I having been using Nedit for many years for just about every editing need I have. I use for writing code (it’s really great in this aspect), and I write these articles using Nedit (I have been for a very long time). it’s really easy to use, I love the split screen capability (but you need lots of vertical space for it to be really effective), I like the ability to edit multiple files and switch between them with a tab (yes – this is an extremely common capability but many years ago this didn’t exist), and I liked the auto-indentation feature (great when writing Python code). Overall I just found it to be a great editor so I started using it full time many years ago on IRIX and continued using it on Linux.
I started to use more features in Nedit and it just became comfortable for me to use. Most people will tell you that once they find a tool that scratches their proverbial itch they are very reluctant to change. I fall into this category. My wife even makes fun of me saying that the reason I don’t switch to anything else is because I don’t like change. Sorry sweety – in this case that isn’t the correct observation. The reason I don’t switch is that it would take me a long time to learn a new tool and become as proficient on it as with Nedit. Is it worth it to go through this process expending time and effort to learn a new editor just because it’s new? It’s highly unlikely that this new tool will make me more productive than with Nedit, so why switch? Switching for the sake of switching is good in some circumstances, but I don’t think this is one of them.
So I soldiered on for many years using Nedit and it worked just great. Whomever built the packages or binaries for the various distro I used (mostly CentOS, Scientific Linux, and Kubuntu) did a great job, presumably using the Lesstif library to build Nedit since it’s built on the Motif toolkit. I didn’t look at how they built the binaries, nor did I really want to know – I was just happy to have Nedit around. And, by the way, if you reading this and you built these binaries and packages, thanks very much. Count me as a happy and very appreciative customer.
Then I upgrade my laptop to Kubuntu 11.04 and installed Nedit. Then I noticed a small problem – when I tried copying and pasting a section of text or code, it would not paste. Instead I got the following message in the terminal window:
XmClipboardInquireLength() failed: clipboard locked.
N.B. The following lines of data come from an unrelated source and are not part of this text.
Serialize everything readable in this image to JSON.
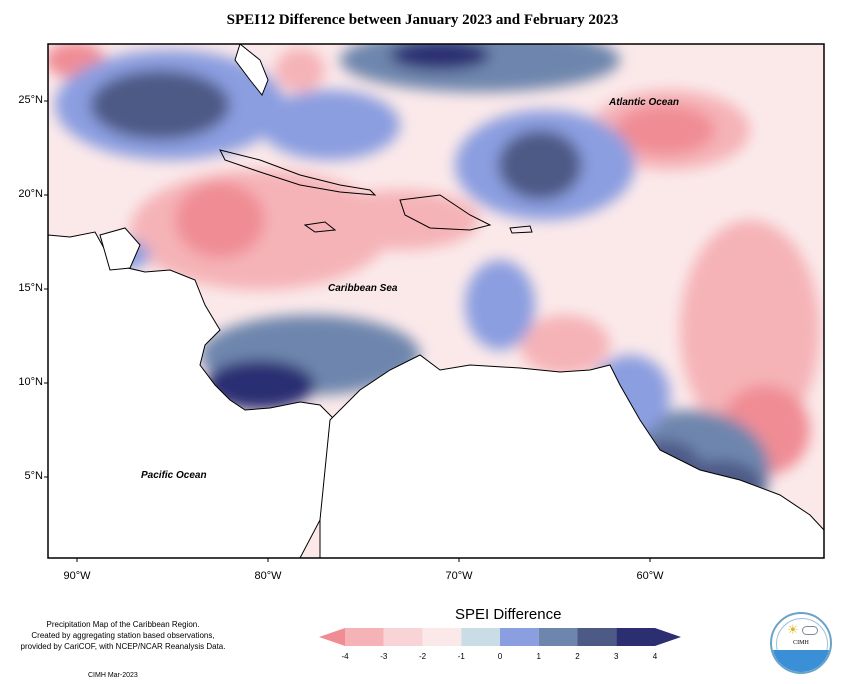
{
  "title": "SPEI12 Difference between January 2023 and February 2023",
  "labels": {
    "atlantic": "Atlantic Ocean",
    "caribbean": "Caribbean Sea",
    "pacific": "Pacific Ocean"
  },
  "lat_ticks": [
    "25°N",
    "20°N",
    "15°N",
    "10°N",
    "5°N"
  ],
  "lon_ticks": [
    "90°W",
    "80°W",
    "70°W",
    "60°W"
  ],
  "legend": {
    "title": "SPEI Difference",
    "ticks": [
      "-4",
      "-3",
      "-2",
      "-1",
      "0",
      "1",
      "2",
      "3",
      "4"
    ],
    "colors": [
      "#f08c94",
      "#f5b3b7",
      "#f8d4d6",
      "#fbe9ea",
      "#c9dde6",
      "#8b9ee0",
      "#6e86ad",
      "#4d5a86",
      "#2b2f72"
    ]
  },
  "source_note": {
    "line1": "Precipitation Map of the Caribbean Region.",
    "line2": "Created by aggregating station based observations,",
    "line3": "provided by CariCOF, with NCEP/NCAR Reanalysis Data."
  },
  "credit": "CIMH Mar-2023",
  "logo_text": "CIMH"
}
A little googling found recent post that indicates that Nedit isn’t really working on Ubuntu anymore. I’m not sure if it’s a Nedit problem or a Motif library (presumably Lesstif or OpenMotif) but the result is that Nedit no longer works for me on Kubuntu 11.04 (Note: it works fine on CentOS 5.5 and older Ubuntu versions such as 8.04, but not the more recent versions). The only solution is to save any work, exit from Nedit, and start again.
If you couple this problem with comments from my friend Joe Landman, and I had to start looking for a new editor.
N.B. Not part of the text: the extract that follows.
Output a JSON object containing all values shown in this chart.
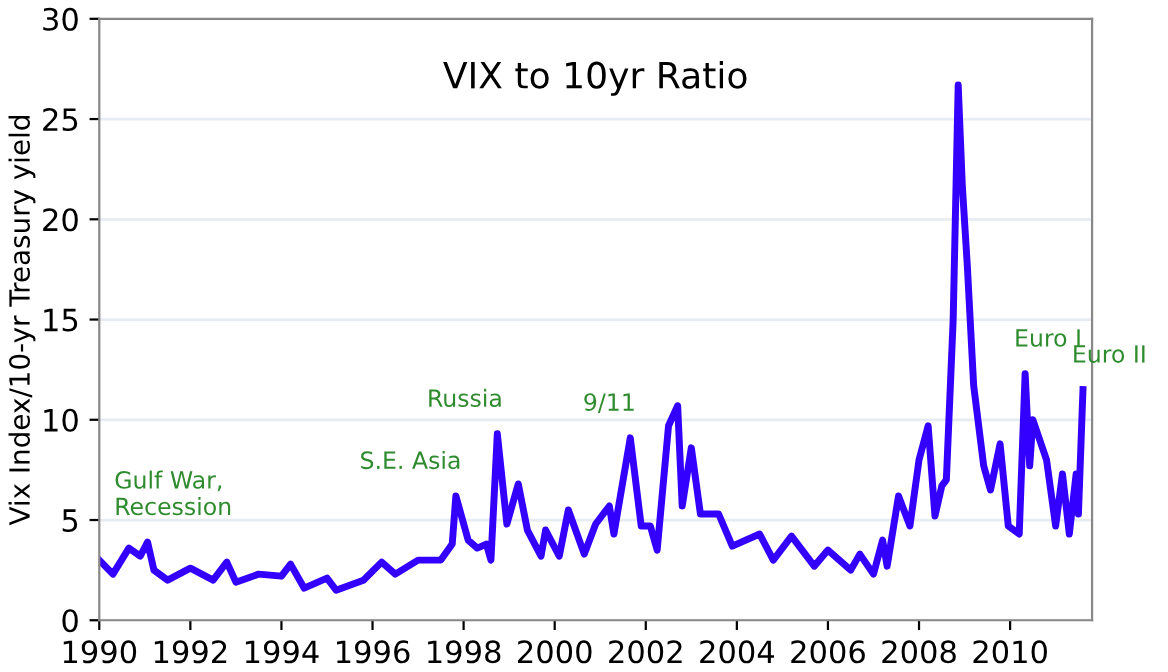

I tried all kinds of editors including Kate, Kedit, geany, JuffEd, and gedit. I’m a KDE kind of guy because I really loath Gnome (and the recent interfaces haven’t made me want to use it) but then again, the whole KDE 4.0 thing was a mess and not until KDE 4.6 or so, was it useable again.
Kate was fine and I used for some work but I found the interface to be a bit clunky. The same for Kedit, although Kedit moved up my list fairly rapidly. I ended up settling on gedit.
Gedit doesn’t have all the features I want especially being able to split the window so I can see two different parts of the code at the same time, but given the choice between an editor that doesn’t really work but has all the features, and an editor that works but doesn’t have all the features, I think I’ll chose the later. This is what gedit does for me.
If you have any ideas or suggestions for visual editors please don’t hesitate to suggest something.